Senior Advocate, Nirmala Sawant Prabhavalkar, made people aware that sexual harassment at workplace didn’t just refer to the harassment that took place within office. Indeed 97% of the workplace is unorganized in India with work being carried on in a non-office set up.

Even women in rural areas in fields had the right to register sexual harassment cases. The Supreme Court has set guidelines to sexual harassment committees to facilitate women to register complaints by insisting for witness protection and that during the investigations the woman shouldn’t be asked obscene questions or victimised.

  • Moot court:

A special feature of this seminar was a moot court of divorce law by the Government Law College Moot Court Association. The fictitious case was that the husband Pranav and wife Archana were living in different cities for 25 years as their workplaces were located in Delhi and Chandigarh respectively.

The husband however did meet his wife at Chandigarh during vacations and the couple had a five year old daughter who lived with the mother.

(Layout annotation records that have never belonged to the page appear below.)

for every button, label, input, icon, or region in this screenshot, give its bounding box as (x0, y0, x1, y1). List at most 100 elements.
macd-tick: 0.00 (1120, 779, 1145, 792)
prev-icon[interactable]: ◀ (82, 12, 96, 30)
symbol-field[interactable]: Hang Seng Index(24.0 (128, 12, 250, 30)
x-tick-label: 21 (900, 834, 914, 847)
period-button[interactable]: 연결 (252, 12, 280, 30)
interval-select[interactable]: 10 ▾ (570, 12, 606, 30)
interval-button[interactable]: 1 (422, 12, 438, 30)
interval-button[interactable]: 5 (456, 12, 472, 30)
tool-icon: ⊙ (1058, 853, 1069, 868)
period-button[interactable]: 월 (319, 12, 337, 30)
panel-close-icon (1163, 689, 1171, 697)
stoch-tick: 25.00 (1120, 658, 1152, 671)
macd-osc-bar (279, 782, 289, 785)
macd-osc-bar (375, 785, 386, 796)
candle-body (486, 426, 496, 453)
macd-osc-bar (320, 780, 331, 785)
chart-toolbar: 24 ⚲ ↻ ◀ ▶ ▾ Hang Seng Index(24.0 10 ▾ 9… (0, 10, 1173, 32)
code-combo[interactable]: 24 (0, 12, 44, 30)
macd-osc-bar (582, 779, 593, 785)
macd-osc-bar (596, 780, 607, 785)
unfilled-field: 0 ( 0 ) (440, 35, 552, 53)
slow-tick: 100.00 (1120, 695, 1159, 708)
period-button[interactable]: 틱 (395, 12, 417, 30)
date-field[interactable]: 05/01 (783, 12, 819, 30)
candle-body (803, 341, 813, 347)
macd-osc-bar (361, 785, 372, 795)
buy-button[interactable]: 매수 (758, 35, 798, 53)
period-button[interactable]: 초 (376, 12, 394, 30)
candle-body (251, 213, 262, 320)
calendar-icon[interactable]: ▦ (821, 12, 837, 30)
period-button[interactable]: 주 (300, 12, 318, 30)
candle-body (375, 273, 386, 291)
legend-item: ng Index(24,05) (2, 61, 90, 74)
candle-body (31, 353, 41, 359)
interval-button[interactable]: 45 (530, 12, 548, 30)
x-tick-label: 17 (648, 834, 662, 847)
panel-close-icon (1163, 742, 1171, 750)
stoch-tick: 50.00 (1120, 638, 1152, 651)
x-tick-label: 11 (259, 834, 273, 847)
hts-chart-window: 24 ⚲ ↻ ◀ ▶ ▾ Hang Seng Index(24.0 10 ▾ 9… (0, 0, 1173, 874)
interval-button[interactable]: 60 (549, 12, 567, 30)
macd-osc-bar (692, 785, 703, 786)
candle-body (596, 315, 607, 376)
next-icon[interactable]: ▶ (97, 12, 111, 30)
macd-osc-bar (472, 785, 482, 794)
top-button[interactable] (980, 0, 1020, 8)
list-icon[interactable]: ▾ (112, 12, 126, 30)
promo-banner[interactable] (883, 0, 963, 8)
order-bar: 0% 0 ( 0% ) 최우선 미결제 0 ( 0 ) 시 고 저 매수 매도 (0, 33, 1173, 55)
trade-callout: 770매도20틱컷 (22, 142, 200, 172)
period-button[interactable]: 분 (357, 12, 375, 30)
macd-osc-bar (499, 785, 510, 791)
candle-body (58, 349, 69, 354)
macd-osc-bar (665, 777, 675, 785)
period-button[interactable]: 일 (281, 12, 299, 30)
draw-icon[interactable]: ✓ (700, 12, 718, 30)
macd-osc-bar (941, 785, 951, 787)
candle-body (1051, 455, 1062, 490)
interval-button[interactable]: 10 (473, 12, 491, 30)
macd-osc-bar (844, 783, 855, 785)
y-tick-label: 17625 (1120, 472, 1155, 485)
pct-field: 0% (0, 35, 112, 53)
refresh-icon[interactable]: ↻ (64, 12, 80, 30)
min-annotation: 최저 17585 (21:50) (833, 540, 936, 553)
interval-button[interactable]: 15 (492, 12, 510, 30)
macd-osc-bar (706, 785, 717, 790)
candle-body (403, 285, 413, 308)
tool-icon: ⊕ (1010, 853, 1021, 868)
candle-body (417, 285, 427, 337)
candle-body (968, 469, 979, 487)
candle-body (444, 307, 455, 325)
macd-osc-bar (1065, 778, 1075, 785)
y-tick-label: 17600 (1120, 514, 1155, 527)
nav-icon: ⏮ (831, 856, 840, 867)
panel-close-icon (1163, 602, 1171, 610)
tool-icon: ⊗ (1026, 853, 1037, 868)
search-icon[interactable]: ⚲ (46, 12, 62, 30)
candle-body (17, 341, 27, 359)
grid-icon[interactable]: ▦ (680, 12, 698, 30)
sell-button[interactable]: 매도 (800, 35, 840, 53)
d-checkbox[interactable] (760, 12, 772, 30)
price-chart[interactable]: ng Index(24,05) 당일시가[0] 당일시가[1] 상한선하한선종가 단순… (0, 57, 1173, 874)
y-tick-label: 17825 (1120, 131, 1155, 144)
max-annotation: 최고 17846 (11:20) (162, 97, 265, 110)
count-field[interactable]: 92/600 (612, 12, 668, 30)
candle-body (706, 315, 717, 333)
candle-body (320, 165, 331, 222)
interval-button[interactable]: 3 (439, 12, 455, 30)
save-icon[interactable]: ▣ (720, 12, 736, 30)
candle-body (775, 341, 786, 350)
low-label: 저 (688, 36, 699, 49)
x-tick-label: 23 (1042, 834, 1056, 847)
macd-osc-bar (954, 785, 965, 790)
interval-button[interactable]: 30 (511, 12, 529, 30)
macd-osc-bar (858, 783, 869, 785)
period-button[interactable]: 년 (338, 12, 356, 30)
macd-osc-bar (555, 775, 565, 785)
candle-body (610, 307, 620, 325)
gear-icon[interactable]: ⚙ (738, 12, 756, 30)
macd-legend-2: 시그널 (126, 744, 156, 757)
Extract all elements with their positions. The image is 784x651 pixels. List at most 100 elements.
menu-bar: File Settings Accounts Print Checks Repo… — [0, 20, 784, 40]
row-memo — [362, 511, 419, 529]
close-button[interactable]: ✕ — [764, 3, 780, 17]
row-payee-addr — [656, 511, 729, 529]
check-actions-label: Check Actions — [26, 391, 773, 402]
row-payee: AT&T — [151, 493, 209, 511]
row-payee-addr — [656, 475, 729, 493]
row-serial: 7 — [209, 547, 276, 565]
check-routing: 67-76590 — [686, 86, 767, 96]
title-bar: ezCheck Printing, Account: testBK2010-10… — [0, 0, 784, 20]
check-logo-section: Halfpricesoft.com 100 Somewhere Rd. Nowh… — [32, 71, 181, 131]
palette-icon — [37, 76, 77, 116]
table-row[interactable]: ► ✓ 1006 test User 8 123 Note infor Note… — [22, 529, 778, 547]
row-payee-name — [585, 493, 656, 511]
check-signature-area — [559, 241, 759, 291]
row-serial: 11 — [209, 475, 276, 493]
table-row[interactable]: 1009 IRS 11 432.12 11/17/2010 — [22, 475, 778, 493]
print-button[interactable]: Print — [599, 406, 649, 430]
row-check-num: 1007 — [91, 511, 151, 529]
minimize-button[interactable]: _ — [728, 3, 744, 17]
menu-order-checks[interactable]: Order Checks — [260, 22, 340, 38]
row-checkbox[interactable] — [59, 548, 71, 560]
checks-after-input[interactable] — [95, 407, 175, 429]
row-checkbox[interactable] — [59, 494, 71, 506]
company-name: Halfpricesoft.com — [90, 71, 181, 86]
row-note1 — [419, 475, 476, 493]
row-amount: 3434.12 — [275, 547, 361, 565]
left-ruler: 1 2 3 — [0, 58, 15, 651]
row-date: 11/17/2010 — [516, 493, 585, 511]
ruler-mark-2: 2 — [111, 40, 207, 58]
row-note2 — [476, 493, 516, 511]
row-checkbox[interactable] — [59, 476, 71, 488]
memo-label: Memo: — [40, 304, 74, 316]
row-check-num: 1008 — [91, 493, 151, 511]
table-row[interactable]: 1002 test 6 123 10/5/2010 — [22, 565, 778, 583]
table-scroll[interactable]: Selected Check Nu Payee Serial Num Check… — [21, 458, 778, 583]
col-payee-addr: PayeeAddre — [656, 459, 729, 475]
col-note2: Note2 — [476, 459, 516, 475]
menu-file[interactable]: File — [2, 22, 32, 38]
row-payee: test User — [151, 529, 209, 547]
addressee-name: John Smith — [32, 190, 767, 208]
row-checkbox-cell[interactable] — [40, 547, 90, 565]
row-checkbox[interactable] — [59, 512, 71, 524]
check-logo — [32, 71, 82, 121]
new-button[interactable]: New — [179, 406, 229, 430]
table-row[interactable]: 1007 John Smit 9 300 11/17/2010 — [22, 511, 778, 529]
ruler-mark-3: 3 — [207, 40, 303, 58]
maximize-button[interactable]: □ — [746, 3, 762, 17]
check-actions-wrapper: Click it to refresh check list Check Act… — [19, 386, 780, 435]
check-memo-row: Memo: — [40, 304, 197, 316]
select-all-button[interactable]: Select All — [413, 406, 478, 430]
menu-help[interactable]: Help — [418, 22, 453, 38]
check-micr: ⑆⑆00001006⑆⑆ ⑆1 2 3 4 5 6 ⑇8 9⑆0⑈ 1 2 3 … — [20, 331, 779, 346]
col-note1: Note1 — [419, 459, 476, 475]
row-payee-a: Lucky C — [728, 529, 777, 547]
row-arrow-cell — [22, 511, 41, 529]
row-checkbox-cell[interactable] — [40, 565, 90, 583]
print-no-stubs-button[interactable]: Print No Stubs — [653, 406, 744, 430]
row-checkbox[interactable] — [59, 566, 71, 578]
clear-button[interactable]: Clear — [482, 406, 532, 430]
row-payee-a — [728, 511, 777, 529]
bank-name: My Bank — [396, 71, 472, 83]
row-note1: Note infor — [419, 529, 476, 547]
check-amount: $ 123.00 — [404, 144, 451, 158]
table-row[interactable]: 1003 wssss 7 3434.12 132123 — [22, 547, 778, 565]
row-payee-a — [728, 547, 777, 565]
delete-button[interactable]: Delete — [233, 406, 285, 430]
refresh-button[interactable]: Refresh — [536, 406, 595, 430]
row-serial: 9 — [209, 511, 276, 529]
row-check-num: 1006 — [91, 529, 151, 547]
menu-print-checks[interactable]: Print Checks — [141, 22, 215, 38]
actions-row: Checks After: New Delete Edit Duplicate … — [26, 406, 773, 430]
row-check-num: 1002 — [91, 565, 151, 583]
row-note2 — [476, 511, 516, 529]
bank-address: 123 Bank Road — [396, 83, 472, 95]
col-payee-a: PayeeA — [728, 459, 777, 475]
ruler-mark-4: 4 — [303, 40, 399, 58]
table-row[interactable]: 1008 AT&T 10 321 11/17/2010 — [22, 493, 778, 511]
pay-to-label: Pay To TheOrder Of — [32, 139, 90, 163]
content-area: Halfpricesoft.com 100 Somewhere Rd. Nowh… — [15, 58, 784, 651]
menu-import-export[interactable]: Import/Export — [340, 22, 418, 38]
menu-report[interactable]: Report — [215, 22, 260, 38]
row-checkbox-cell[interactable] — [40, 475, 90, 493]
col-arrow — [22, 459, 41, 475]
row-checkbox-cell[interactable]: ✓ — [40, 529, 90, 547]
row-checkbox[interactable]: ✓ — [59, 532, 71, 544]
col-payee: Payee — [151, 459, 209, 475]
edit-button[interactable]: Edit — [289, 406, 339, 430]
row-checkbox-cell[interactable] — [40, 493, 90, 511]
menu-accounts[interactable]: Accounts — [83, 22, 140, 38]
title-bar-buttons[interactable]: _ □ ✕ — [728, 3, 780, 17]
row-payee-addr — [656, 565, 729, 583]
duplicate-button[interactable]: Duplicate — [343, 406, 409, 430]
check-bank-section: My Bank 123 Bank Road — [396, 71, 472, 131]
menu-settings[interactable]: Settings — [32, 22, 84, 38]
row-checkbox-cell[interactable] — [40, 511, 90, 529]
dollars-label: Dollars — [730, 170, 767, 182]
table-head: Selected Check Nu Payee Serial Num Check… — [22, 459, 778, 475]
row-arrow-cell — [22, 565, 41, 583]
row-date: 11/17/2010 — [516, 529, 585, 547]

Ever since the birth of the daughter, the husband had been pressurizing the wife to leave her job as a lecturer in Chandigarh and stay with him in Delhi to be able to bear him a male child.

His wife didn’t want to leave her job and lose her financial independence especially when she was due for promotion, felt that a one-child family should be the norm in a highly populated country like India and it was very regressive and amounted to mental cruelty by her husband to insist for a male child.

A relevant point highlighted in this case was that despite women being highly qualified it was still expected that the wife should leave her job and relocate to be with her husband, but the husband wasn’t expected by society to do the same for his wife.

  • The final ‘verdict’- Equality and Empowerment:

The ‘verdict’ of this seminar was that equality and empowerment was the solution to gender based problems women faced. Justice Ruma Pal pointed out the disturbing fact that according to a UNICEF report the system of elimination of the girl child pre and post birth had lead to the phenomenon known as the ‘missing millions of women and girls’ with 60 million fewer women in the world than there should be under the general demographic trends.

Ashutosh Kumbhakoni, Associate Advocate General of Maharashtra said, “Despite laws women still just earn 1/10 of the world’s income and own less than 1% of the world’s property”. He went on to point out prevailing gender equalities under the Hindu Succession Act which deemed the son’s son’s son or son’s son’s daughter as A1 heirs but didn’t allow inheritance rights to daughter’s daughter’s son or daughter’s daughter’s daughter. Also widows of the deceased son and grandson were A1 heirs but the husband of a deceased daughter or a grand daughter weren’t legal heirs.

A.N.Roy, Commissioner of Police of Mumbai said, “Women need political and economic empowerment. They must be in the decision making situation. We have slum police panchayats. Among 10 slum representatives for the police, seven are women. As women are generally at the receiving end of all kinds of violence I feel that women are better naturally endowed to resolve issues. The women status has improved in those areas as the same women who were abused are now meting justice to the abusers.”

Justice B.N.Srikrishna, retired judge of the Supreme Court, while giving his vote of thanks said, “Lack of awareness and education prevents people from exercising their rights. So spread the knowledge you have acquired in this seminar to downtrodden women.”